Lower valuations are another reason for renewed investor interest. The Hang Seng Index lost a tenth of its value in July and August, ceding all its gains for the year. Although it staged a modest recovery this month, MSCI's Hong Kong Index still trades at 13.7 times future earnings compared with a 15-year average of 15.4 times, a discount that makes it more attractive for long-term investors.
Issuers have also scaled back their ambitions. Shanghai Henlius Biotech this week raised $410 million in the first major listing since July, but at the bottom of its pricing range. At the top end of the range, it would have raised $477 million.
ESR, after shelving a $1 billion issue in June, is also road-showing again and will meet investors next month, according to people familiar with the situation.
Potential issuers testing the market would certainly be a relief for the Hong Kong Stock Exchange and give a fillip to its plans to buy the LSE after a less than stellar year.
So far this year, 87 offerings worth $10.7 billion have been priced in Hong Kong compared with 202 deals worth $36.7 billion for all of 2018, according to Dealogic. That puts it behind the Nasdaq and the New York Stock Exchange as the destination of choice for IPOs globally and marks a reversal of roles from last year. Hong Kong has topped the table in three of the past four years.
Nonetheless, Hong Kong remains "a top destination for IPOs based on its strong fundamentals, despite a number of uncertainties affecting market sentiment and some IPO applicants adopting a more cautious, wait-and-see approach to proceed with their listing," said Paul Lau, head of capital markets at KPMG China.
Indeed, based on the IPO backlog, KPMG predicts an uptick in listings by the end of the year. It estimates more than 10 small to midsize active deals in the pipeline, all of which could see Hong Kong remain among the top three globally in terms of total funds raised in 2019.

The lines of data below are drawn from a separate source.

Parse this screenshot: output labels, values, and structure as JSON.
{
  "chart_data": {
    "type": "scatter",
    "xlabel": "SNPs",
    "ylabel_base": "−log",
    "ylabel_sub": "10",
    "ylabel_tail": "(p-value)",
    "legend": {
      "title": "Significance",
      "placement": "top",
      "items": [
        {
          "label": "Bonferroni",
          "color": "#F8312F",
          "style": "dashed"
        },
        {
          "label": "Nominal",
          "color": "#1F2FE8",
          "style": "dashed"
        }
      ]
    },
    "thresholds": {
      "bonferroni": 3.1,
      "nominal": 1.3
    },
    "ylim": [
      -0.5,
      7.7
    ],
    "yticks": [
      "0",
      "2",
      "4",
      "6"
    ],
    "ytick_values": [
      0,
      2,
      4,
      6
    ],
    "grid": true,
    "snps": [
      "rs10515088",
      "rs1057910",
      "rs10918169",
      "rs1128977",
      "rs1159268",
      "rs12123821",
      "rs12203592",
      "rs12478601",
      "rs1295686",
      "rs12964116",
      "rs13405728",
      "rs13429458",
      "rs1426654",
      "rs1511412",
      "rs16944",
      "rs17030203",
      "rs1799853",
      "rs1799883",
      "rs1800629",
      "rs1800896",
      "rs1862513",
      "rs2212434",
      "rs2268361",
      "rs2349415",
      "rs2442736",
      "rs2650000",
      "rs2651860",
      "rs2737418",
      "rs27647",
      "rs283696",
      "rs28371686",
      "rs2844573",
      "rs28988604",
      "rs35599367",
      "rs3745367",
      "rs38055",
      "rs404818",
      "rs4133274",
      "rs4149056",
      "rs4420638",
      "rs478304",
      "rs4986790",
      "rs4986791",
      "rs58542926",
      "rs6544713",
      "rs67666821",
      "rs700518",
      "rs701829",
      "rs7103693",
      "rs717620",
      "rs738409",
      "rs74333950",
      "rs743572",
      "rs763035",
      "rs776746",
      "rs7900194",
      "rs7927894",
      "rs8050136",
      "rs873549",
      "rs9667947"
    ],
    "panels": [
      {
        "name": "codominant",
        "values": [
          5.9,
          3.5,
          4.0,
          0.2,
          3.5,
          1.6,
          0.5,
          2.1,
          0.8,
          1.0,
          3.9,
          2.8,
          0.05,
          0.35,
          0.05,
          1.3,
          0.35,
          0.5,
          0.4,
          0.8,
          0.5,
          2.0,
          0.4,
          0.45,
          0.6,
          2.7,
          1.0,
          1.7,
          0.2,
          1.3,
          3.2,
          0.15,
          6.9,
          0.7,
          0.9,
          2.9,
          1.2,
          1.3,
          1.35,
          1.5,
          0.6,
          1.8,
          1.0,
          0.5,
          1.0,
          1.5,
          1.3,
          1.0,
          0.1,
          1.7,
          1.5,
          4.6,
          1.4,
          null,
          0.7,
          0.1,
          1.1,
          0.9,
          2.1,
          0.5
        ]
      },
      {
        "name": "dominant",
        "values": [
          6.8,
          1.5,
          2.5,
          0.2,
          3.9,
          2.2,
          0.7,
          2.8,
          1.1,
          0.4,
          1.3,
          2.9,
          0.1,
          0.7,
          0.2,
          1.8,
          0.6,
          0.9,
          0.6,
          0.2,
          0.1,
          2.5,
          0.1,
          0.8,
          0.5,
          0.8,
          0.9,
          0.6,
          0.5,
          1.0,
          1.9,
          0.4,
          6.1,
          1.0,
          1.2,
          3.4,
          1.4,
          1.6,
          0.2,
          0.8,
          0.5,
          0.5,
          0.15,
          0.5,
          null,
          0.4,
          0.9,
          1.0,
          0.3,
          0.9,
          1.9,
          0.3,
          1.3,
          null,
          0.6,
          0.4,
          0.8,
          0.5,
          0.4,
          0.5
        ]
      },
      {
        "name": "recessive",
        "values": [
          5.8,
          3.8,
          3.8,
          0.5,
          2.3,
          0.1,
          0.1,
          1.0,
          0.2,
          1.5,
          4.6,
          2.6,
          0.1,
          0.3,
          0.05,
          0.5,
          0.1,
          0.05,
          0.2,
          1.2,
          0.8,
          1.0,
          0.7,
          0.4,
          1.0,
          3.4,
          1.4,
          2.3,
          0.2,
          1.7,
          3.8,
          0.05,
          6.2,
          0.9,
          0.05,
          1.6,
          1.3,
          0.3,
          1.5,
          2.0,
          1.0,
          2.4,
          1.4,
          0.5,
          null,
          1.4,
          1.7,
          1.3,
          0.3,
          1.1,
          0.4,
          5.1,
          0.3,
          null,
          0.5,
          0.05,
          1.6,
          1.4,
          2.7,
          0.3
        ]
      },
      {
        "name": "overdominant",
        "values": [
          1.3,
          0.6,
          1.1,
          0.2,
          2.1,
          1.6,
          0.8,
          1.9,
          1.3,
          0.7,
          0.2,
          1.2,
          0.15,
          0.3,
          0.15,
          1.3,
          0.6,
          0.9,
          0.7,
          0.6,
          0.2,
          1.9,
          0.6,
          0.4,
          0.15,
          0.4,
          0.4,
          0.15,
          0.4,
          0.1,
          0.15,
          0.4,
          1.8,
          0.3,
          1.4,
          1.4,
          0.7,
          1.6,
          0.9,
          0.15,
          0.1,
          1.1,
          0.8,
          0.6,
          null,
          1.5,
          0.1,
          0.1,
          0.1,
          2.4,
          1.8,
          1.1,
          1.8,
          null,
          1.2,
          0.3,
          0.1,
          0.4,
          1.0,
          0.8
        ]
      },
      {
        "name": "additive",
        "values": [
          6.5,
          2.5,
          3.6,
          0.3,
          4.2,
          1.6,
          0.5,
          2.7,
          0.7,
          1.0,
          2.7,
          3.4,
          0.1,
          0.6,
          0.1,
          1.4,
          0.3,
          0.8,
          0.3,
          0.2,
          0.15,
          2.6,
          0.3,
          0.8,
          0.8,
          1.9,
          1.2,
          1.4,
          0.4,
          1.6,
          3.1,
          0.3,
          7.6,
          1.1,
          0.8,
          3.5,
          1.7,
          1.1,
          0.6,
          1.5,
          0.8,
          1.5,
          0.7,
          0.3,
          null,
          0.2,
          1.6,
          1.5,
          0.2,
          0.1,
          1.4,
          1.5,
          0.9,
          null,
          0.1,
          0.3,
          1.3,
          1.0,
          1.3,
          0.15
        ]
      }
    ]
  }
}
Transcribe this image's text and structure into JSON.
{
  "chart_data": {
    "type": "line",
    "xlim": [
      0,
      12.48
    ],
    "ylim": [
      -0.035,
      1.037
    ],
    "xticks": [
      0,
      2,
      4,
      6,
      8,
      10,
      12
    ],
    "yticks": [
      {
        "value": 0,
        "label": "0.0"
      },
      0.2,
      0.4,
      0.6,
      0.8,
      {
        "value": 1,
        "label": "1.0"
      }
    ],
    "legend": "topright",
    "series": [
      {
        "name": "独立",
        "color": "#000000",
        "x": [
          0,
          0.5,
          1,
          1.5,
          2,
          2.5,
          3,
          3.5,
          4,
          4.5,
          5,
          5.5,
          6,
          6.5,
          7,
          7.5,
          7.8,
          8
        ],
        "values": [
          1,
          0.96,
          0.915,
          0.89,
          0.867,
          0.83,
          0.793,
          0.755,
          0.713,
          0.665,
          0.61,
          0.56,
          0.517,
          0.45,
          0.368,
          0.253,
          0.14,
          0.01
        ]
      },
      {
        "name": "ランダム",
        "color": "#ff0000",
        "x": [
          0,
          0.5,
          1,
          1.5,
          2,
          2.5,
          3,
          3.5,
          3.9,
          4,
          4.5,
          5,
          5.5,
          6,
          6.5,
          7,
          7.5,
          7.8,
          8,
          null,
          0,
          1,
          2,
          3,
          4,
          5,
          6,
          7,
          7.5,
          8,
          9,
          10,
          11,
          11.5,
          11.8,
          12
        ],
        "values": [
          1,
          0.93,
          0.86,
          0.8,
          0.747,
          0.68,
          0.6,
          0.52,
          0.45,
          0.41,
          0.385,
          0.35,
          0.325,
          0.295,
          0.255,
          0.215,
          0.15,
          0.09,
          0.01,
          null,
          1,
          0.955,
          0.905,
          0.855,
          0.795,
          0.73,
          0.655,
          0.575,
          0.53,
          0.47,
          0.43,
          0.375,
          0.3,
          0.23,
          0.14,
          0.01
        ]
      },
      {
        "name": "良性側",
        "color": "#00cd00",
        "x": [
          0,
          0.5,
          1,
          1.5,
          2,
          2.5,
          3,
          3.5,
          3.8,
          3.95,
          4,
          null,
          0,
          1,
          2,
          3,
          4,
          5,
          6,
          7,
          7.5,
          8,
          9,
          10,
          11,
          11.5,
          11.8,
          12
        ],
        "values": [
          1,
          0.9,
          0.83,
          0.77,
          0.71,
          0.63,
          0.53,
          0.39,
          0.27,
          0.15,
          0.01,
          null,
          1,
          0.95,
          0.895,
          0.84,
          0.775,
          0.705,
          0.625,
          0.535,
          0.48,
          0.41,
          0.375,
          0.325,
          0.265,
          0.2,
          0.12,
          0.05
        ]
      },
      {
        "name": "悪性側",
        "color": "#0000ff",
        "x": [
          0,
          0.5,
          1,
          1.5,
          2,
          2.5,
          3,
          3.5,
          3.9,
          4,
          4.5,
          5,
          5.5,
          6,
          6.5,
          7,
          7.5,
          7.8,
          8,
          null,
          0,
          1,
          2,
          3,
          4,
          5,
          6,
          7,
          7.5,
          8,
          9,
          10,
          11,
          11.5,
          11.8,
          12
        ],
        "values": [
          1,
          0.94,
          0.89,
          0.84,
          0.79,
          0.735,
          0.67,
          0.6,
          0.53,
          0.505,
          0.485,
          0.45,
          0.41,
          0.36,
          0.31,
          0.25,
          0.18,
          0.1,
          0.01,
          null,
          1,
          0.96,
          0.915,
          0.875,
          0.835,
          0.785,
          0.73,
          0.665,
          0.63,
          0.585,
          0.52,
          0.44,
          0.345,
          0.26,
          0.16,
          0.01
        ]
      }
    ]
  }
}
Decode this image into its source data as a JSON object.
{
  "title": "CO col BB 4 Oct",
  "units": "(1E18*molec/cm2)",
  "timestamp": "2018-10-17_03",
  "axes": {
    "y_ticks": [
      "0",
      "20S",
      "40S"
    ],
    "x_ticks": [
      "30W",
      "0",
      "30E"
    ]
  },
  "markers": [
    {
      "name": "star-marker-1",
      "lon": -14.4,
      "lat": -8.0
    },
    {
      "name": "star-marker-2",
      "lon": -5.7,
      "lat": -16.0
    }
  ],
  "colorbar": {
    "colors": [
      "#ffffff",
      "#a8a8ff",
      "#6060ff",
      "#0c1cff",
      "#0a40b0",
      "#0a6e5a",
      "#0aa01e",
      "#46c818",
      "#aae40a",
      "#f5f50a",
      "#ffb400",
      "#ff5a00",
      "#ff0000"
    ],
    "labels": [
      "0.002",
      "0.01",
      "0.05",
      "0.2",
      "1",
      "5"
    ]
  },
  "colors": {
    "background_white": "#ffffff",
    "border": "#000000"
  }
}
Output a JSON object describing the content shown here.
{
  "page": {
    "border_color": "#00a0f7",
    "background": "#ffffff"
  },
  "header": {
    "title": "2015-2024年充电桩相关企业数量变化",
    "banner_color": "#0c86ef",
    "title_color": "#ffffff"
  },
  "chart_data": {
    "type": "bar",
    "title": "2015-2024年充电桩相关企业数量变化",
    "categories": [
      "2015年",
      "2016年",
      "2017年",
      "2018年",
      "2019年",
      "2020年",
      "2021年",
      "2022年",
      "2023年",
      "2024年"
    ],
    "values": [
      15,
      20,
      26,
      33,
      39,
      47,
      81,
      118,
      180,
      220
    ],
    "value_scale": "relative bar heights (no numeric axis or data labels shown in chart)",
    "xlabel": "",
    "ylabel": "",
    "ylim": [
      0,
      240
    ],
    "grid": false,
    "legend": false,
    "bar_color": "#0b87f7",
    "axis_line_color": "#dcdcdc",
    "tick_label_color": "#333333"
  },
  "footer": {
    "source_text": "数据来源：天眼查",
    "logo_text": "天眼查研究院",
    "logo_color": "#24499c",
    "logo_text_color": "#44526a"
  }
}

"Hong Kong equity remains attractive to long-term investors due to its attractive valuation," said Marcella Chow, global market strategist at J.P. Morgan Asset Management. "Hong Kong's equity market dynamics are largely driven by ongoing trade tensions, global growth worries and easing by key central banks. While the immediate Hong Kong situation remains unclear, long-term investors should continue to focus on the intrinsic values of companies."